Obviously it’s not so easy, because Selkie’s clan’s nature has proven aggressive and wanting things done their way. They wanted blood for blood, which the rest of their species argued against going to war with another race over a mistake. Was it a stupid mistake. Yes it was, but they wanted to murder someone in revenge and a large number of their species was in disagreement with that mindset. Like it or not, their actions hold a stigma in their species now and I’m sure even the ones who weren’t against them before have changed their tune once they were forced from their homes. That isn’t to say that their clan is solely to blame, but they certainly are responsible for the catalyst that started this to some degree.
We, as humans, often blame innocents for something their predecessors did. The Crusades? Ahhh organized religion is bad. Christians are murderers. Slavery? White people are awful bigots who have no business speaking out against any person of color because they’re ignorant and their ancestors were awful. The Germans? They all best stay quiet and be polite otherwise they’re clearly a Nazi.
In a perfect world, we would stop punishing people for things THEY never did, but sadly, we aren’t there yet. I’m not saying it’s right for him to lump her in with the rest of her clan, but her actions and hair trigger temper aren’t doing her any favors right now towards someone who clearly does not want to intermingle with humans, but was forced to leave the comfort of his own home.

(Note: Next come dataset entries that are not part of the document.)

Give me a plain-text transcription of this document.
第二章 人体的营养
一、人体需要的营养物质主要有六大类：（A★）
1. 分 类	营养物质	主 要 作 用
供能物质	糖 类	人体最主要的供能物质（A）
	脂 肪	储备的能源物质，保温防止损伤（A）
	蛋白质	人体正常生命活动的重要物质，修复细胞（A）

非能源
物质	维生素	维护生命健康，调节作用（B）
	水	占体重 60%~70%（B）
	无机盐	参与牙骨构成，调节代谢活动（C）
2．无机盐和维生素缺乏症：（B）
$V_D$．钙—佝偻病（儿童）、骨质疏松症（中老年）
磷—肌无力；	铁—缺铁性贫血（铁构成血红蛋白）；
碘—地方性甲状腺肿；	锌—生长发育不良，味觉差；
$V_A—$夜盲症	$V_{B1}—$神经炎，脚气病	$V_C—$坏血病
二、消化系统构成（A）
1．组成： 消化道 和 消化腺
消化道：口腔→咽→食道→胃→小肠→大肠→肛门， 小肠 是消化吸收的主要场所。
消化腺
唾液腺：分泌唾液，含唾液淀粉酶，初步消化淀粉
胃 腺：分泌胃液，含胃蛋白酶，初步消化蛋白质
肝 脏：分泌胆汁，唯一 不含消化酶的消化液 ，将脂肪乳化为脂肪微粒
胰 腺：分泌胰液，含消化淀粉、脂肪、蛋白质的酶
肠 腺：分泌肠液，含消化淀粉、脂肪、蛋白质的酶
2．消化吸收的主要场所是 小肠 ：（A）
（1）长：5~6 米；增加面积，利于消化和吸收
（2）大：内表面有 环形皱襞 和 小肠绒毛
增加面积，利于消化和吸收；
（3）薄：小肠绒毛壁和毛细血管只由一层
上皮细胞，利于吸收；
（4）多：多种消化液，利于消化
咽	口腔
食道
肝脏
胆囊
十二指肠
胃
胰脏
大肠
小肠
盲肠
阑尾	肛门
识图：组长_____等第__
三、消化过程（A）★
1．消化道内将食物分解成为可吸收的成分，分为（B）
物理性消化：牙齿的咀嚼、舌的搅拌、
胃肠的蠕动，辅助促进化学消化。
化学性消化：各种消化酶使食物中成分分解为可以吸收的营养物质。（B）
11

All he’s seeing is, “Pfft. Typical. Another one puffing out their chest and throwing a fit when they don’t get their way.” right now which is reinforcing the bad behavior entirely. It’s not Selkie’s fault either, no one has really cracked down on her to stop being a sarcastic ass to people she doesn’t agree with. That coupled with how they’re largely left unsupervised and aren’t corrected by adults properly leads to a lot of crap like this. Case in point, Amanda being abused and clearly needing more 1 on 1 therapy and not getting it at the orphanage because their was not enough staff and too many kids.
We need to stop blaming children and treating them as if they have the mental capacity of an adult. We need to hold the adults responsible for what’s happening. These children need guidance to correct their bad behaviors, this includes Selkie, which Todd has done off and on, so good for him.
1: Aggression is a typical way of handling being unwanted or unaccepted.
An ‘I don’t need you’ attitude.
Attributing that to her race is ridiculous.
2: The fisherman murdered a sarnothy. It was not a mistake, it was pretty cut and dry. Someone panicked and did a 3rd degree murder and he was let off because the victim was black. The sarnothy were correct in demanding justice, it was even a crime committed on their lands! It wasn’t 3 clans vs 1, And as there was a genicide, I dare say this was about a lot more than the boat incident. Saying they were responsible to some digress is the sort of apologetics I’d expect from a nazi sympathizer. We should EXPECT them to learn their history and not be horrible.
3: I think the most respectful thing you can do for a child is hold them responsible for their actions. They won’t develope that mental or emotional capacity if you coddle them.
By human standards yeah it’s wrong but we are talking about a different species of sentient life, we cannot force them to completely change that behavior without a complete examination of how they operate as a species.